Riesendemos gegen das Ceta-Abkommen gibt es in diesem Herbst zwar nicht mehr. Aber der Widerstand lebt, sagt die Aktivistin Pia Eberhardt aus Brüssel im Interview mit der taz. (Im Bild: Protestaktion am 9. September vor dem Berliner Reichstag)
taz: Frau Eberhardt, Donnerstag tritt Ceta in Kraft – wo bleiben die Proteste der Kritiker?
Pia Eberhardt: Sie sind ja da.

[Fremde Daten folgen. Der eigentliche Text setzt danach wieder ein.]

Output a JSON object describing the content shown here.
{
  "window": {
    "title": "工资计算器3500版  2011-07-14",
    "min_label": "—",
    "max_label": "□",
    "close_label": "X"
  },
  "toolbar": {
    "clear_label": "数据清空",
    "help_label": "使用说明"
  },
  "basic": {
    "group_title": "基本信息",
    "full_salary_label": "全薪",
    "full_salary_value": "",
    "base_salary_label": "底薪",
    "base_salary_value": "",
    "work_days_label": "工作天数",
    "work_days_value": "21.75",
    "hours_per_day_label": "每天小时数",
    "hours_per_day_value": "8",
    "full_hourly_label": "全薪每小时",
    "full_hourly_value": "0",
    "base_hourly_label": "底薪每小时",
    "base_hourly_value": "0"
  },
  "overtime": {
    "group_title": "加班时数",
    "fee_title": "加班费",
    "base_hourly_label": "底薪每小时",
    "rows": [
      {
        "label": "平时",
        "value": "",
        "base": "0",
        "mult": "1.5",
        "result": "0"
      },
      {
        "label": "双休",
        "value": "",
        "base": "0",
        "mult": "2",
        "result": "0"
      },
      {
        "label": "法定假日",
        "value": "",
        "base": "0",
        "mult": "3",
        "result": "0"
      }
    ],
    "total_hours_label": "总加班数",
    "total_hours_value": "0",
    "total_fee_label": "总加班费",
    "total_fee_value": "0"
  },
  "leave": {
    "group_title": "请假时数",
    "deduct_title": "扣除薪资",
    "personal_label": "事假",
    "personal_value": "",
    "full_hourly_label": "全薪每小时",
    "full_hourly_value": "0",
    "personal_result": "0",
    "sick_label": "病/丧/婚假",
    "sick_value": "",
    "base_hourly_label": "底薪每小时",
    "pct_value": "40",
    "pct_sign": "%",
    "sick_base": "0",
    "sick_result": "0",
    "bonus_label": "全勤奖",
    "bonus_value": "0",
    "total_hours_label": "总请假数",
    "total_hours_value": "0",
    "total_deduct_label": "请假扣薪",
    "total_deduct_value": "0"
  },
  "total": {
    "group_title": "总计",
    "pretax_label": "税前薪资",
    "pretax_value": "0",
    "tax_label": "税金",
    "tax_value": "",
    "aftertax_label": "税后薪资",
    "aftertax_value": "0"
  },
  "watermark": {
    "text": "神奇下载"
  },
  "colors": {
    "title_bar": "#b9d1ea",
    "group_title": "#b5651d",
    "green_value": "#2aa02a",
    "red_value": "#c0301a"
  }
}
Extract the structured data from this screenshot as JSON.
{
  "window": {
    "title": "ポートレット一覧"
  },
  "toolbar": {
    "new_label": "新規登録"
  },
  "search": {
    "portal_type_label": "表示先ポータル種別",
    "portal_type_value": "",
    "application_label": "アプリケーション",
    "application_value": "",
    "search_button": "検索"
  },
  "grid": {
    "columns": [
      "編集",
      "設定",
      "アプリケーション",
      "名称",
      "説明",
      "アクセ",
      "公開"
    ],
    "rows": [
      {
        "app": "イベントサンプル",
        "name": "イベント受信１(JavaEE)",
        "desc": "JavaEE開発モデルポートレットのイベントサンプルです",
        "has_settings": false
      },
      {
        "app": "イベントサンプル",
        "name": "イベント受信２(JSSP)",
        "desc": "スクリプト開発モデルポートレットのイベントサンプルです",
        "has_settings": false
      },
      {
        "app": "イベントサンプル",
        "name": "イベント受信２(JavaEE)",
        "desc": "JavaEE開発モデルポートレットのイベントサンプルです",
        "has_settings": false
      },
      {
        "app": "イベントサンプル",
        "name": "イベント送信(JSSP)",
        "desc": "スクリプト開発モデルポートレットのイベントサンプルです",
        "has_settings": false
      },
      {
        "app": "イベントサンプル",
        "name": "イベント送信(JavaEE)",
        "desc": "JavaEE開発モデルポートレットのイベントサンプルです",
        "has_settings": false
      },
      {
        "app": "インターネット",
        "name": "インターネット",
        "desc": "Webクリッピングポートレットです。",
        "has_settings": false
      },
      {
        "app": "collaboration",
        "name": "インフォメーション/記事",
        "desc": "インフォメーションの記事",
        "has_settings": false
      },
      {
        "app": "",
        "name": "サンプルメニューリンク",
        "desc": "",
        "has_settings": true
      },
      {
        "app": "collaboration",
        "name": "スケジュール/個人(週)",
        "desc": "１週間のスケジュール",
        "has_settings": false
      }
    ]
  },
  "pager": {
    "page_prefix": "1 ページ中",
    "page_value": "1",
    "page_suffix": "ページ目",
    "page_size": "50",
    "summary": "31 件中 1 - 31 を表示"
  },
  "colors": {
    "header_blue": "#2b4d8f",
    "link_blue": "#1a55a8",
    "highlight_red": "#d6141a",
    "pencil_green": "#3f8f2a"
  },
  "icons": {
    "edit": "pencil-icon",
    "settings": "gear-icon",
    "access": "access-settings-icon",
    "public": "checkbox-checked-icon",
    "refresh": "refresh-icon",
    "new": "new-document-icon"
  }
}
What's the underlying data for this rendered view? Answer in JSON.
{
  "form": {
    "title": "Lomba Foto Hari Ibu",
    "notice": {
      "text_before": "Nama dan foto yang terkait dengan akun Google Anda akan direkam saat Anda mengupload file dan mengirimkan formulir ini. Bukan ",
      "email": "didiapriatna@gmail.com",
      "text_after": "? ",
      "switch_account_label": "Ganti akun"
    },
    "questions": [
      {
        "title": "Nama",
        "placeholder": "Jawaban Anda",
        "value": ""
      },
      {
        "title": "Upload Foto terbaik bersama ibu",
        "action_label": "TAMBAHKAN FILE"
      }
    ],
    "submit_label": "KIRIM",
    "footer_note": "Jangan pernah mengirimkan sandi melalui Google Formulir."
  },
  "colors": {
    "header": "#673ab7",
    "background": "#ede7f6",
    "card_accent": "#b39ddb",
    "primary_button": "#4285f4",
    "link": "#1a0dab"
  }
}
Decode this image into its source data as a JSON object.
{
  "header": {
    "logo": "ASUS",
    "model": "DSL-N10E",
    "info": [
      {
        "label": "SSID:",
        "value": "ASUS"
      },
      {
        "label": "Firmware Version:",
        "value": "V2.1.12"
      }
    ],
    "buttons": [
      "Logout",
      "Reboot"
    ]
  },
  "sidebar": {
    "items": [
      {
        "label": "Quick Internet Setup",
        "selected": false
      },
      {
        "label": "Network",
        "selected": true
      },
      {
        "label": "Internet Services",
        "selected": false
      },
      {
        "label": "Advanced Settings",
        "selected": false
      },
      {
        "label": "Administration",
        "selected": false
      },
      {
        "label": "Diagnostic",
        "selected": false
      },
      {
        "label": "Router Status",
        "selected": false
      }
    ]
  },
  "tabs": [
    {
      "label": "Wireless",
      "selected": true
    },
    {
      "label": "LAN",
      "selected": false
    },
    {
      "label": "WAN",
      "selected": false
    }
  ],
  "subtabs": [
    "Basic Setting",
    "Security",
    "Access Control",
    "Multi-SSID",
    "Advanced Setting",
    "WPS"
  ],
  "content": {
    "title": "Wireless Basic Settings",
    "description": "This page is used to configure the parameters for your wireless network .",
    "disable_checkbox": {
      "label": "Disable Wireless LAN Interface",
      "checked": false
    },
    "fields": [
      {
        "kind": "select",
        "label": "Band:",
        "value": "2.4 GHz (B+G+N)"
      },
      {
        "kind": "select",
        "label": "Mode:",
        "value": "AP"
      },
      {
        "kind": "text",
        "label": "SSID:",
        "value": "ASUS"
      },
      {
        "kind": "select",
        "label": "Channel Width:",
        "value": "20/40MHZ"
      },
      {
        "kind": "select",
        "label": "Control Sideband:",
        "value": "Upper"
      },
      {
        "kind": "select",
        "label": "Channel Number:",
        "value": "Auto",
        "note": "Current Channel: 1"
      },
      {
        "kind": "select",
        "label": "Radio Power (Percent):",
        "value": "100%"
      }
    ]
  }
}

In Berlin gibt es eine Demo vor der Vertretung der EU-Kommission, in Frankreich und Belgien sind Protestkundgebungen geplant, die Stadt Rom will sich sogar zur Ceta-freien Zone erklären.
Warum gehen nicht mehr Hunderttausende auf die Straßen wie noch vor ein, zwei Jahren?
Es gibt weiterhin Widerstand, und wir gehen davon aus, dass Ceta in den nationalen und regionalen Parlamenten gestoppt wird. Bisher wurde das Abkommen nur in drei EU-Ländern ratifiziert. In Italien wurde die Ratifizierung wegen des massiven Widerstands verschoben, in Frankreich hat Präsident Macron einen Expertenbericht angefordert, der ganz schön kritisch ist, in Österreich ist Ceta ein Wahlkampfthema. Bald wird es wieder sichtbaren Widerstand geben, auch in Deutschland.
Ist das Abkommen immer noch so schlimm wie befürchtet – oder wurde nach dem Protest der Wallonen nachgebessert?
Die Wallonen haben gut gekämpft, aber nachgebessert wurde das Abkommen nicht. Der Text wurde an keiner Stelle geändert, er ist immer noch genauso brandgefährlich wie zuvor. Der Investorenschutz geht teilweise weiter als bei Nafta, im Agrarsektor müssen wir uns auf einen harten Preiskampf einstellen, die öffentliche Daseinsvorsorge ist nicht gesichert. Und solange das Abkommen nicht geändert wird, wird sich an dieser Einschätzung auch nichts ändern.
Die EU-Kommission sagt, sie habe aus Ceta gelernt. Sie will die umstrittenen privaten Schiedsgerichte (ISDS) abschaffen und durch einen unabhängigen Investitionsgerichtshof ersetzen. Ist das kein Fortschritt?
Es gibt in Ceta keinen Gerichtshof, sondern permanente Schiedsgerichte! Die Schiedsrichter verdienen dort mehr, je länger Verfahren dauern und je mehr Klagen es gibt, sie sind also nicht unabhängig. Und am Grundproblem ändert es gar nichts: Investoren und Konzerne werden weiter bevorzugt, Klagen gegen Gesetze zum Schutz von Umwelt und Gesundheit bleiben weiter möglich. Wir sind gegen Sonderklagerechte für Konzerne in jeder Form. Was ist denn so schlecht an den Rechtssystemen in Kanada und in Europa, dass Konzerne Sonderrechte brauchen? Diese Frage bleibt unbeantwortet.
Die nächsten Abkommen mit Australien und Neuseeland sollen aber keinen Investorenschutz mehr enthalten.
So sieht es zumindest im Moment aus. Die EU-Kommission hat bisher nur einen Mandatsentwurf für den Handelsteil vorgelegt, ohne den Teil zum Investitionsschutz.
Ist das ein Erfolg?
Natürlich ist das ein Erfolg. Dem steht allerdings die Ausweitung der Konzernklagerechte durch Ceta gegenüber. Sie sind nun nämlich erstmals in einem EU-Vertrag verankert, das gab es bisher nicht. Dass es uns nicht gelungen ist, das zu verhindern, ist schon bitter.